The NCAA Division I Board of Directors is expected to adopt several significant modifications to the infractions process at a meeting Wednesday, with even more radical changes, like the elimination of postseason bans, being raised for wider consideration among NCAA leadership.

The possible changes are outlined in a document that has been circulated among Division I athletic departments in recent weeks and was obtained by USA TODAY Sports.

Many of the proposals originated from the Division I Transformation Committee, which is led by SEC commissioner Greg Sankey and Ohio University athletics director Julie Cromer. They mirror several recommendations endorsed in a signed document last October by 75 members of the LEAD1 association, which represents the 130 Division I athletics directors in the Football Bowl Subdivision, suggesting the changes have widespread support across the highest level of college sports.

The hope is that the bundle of changes will make the infractions process faster, reward schools who are aggressively cooperative in investigations and more carefully target penalties toward those who break rules rather than athletes who had nothing to do with the violations.

“Looking at the big picture, it was a chance — and this doesn’t happen often — where the will of the majority of the ADs and people who run the programs can actually be executed into policy,” said Tom McMillen, the president and CEO of LEAD1. “One of the frustrations in college sports is that doesn’t happen very often.”
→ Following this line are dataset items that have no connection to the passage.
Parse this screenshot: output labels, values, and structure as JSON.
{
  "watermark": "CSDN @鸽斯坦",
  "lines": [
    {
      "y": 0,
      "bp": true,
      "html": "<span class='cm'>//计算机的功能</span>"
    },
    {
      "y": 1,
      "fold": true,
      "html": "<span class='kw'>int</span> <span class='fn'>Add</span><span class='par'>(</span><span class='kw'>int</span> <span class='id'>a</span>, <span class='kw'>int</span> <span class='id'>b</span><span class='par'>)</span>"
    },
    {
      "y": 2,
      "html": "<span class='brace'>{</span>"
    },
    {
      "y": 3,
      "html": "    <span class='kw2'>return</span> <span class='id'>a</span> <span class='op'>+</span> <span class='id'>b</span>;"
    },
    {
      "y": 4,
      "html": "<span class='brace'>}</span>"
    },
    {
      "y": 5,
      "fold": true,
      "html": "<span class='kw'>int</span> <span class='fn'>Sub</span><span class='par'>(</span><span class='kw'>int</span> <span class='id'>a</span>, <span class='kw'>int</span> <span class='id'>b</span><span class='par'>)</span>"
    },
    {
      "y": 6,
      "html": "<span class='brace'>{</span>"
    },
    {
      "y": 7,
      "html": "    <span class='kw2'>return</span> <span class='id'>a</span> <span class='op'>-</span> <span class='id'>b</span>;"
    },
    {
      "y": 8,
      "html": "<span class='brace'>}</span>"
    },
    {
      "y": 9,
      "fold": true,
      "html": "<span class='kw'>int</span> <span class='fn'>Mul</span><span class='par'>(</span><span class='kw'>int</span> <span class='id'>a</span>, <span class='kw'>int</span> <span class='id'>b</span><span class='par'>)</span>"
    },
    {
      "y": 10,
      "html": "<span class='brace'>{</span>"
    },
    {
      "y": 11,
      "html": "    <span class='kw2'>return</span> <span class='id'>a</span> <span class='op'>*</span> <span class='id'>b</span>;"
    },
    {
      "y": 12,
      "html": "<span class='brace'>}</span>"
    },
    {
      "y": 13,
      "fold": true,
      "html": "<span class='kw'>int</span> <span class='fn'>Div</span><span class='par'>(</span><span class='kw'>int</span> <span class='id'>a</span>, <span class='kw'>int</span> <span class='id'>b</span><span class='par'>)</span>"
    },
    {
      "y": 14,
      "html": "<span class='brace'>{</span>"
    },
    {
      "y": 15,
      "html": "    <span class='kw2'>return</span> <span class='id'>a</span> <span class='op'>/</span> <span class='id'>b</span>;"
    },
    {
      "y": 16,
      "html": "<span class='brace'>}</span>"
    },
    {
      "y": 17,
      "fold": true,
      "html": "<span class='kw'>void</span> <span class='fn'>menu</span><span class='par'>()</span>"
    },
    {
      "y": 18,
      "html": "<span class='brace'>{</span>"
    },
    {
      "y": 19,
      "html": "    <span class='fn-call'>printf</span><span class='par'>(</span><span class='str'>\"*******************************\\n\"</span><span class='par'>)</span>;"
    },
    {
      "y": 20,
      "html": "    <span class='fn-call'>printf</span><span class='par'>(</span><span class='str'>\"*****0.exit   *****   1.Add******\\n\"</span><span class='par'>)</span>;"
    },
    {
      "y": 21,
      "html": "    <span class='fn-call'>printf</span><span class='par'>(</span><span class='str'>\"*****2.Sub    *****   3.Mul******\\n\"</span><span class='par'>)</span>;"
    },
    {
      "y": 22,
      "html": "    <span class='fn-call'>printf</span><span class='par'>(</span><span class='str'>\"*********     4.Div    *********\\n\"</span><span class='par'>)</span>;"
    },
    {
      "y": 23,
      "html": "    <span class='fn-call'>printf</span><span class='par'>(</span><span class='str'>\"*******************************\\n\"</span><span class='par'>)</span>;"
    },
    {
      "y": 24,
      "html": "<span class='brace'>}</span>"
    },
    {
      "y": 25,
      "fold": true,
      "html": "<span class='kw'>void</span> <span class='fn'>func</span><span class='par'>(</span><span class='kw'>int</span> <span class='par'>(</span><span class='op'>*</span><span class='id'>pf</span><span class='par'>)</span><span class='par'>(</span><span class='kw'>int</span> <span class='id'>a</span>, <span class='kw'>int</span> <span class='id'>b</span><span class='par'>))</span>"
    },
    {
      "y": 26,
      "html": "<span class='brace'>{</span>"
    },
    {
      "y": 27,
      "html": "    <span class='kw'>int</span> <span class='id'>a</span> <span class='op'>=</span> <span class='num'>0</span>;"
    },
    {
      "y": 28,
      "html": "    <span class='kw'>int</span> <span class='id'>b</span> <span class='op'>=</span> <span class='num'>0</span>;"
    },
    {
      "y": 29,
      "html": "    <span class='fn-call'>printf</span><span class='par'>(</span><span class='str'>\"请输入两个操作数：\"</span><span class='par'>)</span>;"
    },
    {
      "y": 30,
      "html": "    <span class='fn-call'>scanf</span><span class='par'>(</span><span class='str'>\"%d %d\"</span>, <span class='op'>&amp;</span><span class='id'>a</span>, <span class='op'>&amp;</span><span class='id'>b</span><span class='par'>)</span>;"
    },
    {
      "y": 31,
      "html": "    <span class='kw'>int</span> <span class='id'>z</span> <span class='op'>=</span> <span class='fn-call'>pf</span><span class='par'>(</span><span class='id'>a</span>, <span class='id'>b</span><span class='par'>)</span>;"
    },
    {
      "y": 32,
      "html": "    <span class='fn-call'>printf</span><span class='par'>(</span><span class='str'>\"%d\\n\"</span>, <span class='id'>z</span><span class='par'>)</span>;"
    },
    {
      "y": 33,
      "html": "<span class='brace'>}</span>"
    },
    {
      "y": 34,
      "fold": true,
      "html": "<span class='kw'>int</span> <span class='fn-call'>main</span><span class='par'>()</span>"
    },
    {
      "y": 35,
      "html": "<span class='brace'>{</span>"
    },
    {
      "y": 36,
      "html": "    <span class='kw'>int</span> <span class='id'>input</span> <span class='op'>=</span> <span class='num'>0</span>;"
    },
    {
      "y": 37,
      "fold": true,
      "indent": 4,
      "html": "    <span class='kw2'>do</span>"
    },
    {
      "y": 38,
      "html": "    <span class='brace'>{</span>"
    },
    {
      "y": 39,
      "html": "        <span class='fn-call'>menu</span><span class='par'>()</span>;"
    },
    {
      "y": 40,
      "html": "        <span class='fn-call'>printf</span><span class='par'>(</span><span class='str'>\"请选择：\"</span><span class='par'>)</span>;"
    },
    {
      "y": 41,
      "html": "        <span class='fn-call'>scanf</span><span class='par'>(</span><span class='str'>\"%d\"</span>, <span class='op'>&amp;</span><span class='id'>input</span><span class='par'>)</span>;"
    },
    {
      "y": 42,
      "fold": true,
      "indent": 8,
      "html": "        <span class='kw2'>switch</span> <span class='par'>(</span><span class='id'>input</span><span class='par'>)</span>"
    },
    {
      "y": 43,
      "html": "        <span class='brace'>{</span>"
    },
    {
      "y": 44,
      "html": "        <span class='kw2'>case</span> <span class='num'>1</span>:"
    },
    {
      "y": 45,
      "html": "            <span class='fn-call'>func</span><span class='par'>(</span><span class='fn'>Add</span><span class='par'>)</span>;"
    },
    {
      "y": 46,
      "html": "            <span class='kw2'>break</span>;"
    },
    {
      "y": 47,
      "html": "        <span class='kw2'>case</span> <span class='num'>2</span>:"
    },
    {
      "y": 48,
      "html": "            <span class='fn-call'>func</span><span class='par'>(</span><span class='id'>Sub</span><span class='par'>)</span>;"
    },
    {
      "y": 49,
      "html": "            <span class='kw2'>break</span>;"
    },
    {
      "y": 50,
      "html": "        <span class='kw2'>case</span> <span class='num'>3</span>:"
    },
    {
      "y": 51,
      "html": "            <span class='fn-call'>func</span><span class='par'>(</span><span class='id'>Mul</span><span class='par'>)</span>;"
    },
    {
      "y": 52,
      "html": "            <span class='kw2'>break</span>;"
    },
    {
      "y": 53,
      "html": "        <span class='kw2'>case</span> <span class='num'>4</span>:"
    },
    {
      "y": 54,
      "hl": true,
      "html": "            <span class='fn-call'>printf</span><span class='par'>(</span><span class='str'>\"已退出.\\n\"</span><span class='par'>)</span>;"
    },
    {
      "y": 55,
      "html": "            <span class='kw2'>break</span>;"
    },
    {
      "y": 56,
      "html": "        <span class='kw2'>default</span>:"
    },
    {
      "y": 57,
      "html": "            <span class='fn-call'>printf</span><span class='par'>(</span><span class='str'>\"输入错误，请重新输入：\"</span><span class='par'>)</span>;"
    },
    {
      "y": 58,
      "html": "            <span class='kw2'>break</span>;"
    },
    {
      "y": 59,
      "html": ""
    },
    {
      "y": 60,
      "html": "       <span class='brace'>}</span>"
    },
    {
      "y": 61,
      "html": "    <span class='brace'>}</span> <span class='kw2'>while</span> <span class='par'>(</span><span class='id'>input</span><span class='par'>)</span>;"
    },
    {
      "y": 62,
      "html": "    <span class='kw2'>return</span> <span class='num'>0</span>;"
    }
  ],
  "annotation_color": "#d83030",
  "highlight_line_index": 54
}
Among the key proposals that the Board of Directors is expected to adopt:

  • The elimination of the Independent Accountability Resolution Process, better known as the IARP, which was formed to handle more complex infractions cases in the wake of the FBI investigation into college basketball corruption. The IARP has been heavily criticized within college sports for the glacial pace of its work.

  • Requiring boosters of a school to cooperate in investigations, while rewarding schools who assist in obtaining cooperation from third parties.
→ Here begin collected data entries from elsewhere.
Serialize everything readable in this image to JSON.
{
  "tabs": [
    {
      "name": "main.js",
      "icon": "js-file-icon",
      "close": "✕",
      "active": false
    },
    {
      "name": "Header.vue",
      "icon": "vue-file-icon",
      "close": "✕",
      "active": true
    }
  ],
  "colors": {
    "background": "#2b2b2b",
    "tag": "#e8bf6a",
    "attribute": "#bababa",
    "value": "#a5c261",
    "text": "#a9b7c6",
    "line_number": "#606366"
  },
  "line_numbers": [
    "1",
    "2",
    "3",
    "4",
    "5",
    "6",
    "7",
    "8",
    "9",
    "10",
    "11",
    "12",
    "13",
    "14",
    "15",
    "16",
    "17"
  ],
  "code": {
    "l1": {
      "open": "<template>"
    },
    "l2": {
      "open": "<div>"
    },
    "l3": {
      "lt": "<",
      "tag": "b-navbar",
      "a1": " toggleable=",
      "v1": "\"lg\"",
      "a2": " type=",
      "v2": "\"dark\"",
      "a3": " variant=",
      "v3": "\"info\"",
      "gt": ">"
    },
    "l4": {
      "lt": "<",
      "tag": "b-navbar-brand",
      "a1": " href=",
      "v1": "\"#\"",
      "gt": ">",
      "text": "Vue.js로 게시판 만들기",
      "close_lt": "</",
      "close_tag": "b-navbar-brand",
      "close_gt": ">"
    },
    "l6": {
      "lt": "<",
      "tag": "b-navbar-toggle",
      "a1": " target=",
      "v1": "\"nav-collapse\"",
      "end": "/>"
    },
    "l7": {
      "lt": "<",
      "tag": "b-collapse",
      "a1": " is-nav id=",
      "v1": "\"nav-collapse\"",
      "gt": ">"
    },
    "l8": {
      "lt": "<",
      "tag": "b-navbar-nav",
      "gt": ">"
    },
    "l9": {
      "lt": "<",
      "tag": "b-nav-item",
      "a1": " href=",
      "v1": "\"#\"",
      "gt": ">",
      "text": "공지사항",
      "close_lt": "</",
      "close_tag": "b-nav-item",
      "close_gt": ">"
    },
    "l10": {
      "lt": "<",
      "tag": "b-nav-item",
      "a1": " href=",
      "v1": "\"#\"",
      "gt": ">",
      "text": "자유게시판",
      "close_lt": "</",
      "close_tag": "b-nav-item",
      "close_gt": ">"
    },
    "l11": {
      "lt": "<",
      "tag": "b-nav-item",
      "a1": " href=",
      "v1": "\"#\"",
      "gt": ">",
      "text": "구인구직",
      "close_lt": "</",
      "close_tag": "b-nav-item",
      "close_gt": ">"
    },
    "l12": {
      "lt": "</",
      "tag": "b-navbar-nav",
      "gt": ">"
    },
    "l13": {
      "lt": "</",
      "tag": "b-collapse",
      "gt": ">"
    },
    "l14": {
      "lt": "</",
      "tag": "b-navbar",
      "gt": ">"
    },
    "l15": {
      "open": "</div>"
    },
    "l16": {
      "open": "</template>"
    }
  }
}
  • Adding incentives for schools to work with the enforcement staff on negotiated resolutions to violations while reserving the Committee on Infractions for “only the most significant behaviors.”

  • Legislative changes that give schools more credit for self-reporting violations, exemplary cooperation and “significant” self-imposed penalties.

  • Limiting the circumstances under which cases can be delayed and creating incentives for schools to push an accelerated timeline.

  • Limiting the grounds on which schools can appeal penalties from the broader abuse of discretion standard to the more narrow determination of whether the Committee on Infractions did not properly implement aggravating and mitigating factors in its decision.

Another set of even more aggressive concepts from the Transformation Committee are noted in the document as part of the “Phase II” discussion, meaning they need to be discussed in more detail before further action by the Division I Council and the Board of Directors. Those concepts include:

  • Alternative penalties to replace postseason bans.

  • Allowing schools more latitude to publicly comment on pending cases, which is currently prohibited in the infractions and enforcement process, while also allowing the NCAA to publicly comment when schools or individuals fail to cooperate.

  • Banning the use of disappearing messaging apps like Signal in recruiting communications.

  • Reducing the size of the Committee on Infractions to help improve consistency of outcomes.

Though there’s no guarantee that all of the recommendations will be adopted, it appears the Transformation Committee and the majority of FBS athletics directors envision an enforcement model that is more cooperative and consistent, while reducing some of the bureaucratic friction that causes some cases to drag on for years.

“We hear this from so many schools that they'd bend over to cooperate, and yet there’s still this inconsistent handling of it,” McMillen said. “Cooperation was an expectation as opposed to being rewarded. We pointed out that this happens a lot in other self-regulated organizations like the (Securities and Exchange Commission).

"If you cooperate and disclose and really step over the line to help the SEC, there is a tangible result and less penalties for you and they have it quantified. We felt like exemplary cooperation should be rewarded, not just expected.”